12:17 am on Jan 19, 2020 (gmt 0)

10+ Year Member



lammert,

Dang, will have to do some test coding using that when my schedule is clear.

I can think of some issues because the purpose of this is to look for instances of non-Textile linked names in the articles and link them with the names url field. So:

Renee Zellweger

turns into:

"Renée Zellweger":/url-of-bio

If I try this method, I'll have to be able to do the regex search and replace in MySQL.

Putting my thinking cap &#129506; on.

topr8

11:56 am on Jan 19, 2020 (gmt 0)

WebmasterWorld Senior Member 10+ Year Member Top Contributors Of The Month



i'm thinking the down and dirty - and probably not the best way to do this ... but it's the easiest if you have the system otherwise in place and working except for the lack of accents.

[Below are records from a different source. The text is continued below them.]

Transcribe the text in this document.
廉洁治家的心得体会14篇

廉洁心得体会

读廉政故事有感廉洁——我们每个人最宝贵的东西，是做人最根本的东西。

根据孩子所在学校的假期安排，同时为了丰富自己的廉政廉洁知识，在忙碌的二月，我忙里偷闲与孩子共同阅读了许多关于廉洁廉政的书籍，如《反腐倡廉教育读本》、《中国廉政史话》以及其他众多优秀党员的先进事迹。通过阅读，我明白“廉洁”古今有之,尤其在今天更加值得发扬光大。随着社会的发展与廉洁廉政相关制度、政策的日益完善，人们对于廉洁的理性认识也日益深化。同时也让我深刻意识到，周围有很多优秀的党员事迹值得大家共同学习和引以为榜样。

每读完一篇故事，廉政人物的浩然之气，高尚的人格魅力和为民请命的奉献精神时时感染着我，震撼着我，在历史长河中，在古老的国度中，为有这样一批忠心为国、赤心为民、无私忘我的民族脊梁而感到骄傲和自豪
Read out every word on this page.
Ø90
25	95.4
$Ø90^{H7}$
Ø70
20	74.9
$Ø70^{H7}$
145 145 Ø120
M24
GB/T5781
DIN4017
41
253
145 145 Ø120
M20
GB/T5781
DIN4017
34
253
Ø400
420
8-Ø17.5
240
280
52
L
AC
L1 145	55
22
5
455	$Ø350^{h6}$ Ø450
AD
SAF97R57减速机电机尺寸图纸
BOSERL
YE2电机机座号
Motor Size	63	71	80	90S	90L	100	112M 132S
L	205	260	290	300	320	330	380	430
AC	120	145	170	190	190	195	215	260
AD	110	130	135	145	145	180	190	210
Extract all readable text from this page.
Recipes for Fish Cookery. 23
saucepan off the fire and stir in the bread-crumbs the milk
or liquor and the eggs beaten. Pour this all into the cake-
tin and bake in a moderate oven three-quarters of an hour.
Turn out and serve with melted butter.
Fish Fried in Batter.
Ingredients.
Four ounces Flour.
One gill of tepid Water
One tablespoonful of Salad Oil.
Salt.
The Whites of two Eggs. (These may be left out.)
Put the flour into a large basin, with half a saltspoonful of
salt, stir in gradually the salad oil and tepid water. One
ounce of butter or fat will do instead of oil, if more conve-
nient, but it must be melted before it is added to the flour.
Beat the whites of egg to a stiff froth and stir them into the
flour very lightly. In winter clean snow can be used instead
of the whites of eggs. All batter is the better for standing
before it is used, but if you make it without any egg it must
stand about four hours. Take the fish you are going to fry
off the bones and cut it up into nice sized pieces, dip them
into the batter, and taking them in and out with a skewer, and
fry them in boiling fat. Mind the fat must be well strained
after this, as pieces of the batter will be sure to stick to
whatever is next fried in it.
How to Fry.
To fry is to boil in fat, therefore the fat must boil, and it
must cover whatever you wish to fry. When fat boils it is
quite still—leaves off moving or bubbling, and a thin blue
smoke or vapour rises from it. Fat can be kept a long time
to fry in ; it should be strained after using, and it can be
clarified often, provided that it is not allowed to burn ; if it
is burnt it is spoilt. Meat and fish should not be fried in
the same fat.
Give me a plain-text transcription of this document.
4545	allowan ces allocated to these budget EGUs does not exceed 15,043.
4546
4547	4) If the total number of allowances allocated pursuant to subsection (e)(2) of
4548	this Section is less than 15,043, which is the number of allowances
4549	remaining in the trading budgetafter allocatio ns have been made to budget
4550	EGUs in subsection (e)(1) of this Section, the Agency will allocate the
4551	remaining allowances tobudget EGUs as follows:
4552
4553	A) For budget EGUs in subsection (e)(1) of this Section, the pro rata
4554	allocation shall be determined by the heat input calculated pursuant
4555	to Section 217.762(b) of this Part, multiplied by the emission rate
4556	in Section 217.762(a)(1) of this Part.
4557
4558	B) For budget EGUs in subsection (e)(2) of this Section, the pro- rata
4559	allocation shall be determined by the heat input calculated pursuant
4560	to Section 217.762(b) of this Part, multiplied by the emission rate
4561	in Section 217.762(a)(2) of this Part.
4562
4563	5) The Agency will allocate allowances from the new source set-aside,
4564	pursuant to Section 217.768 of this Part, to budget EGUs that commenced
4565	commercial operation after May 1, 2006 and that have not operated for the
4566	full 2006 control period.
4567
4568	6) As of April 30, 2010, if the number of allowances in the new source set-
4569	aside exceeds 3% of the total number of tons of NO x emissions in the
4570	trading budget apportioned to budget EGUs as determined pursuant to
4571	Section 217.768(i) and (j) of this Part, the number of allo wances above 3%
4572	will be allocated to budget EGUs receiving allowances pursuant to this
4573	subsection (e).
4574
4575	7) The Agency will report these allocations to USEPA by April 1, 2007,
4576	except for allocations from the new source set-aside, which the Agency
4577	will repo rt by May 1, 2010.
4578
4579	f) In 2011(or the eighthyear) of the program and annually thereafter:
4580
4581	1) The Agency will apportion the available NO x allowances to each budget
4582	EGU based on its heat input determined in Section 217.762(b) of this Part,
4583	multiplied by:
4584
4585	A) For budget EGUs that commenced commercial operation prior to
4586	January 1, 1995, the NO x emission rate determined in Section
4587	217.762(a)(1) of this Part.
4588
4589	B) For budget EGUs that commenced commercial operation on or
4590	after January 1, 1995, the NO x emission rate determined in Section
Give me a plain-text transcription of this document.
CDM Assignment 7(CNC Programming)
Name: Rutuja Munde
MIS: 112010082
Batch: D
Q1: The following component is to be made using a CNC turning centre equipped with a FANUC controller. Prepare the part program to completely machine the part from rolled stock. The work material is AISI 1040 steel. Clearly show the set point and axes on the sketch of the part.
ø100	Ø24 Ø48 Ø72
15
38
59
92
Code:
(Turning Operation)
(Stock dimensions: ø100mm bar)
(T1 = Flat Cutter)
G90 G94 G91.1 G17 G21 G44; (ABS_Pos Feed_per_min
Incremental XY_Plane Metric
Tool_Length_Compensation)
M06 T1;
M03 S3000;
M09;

why don't you just create another database field, which would be the actor name but just using the english alpabet characters - it would be easy enough to populate the field from the field with tha accented value and then run a few search and replaces to be left with just english alphabet characters. then however you are currently doing it, use this other field as well.

(it could be a seperate table rather than adding a field to the current table - especially as very few of the names are actually accented i imagine - so it would be a lot smaller that way.)

it occurs to me that not all actors names are two words, some are 3 or even 4...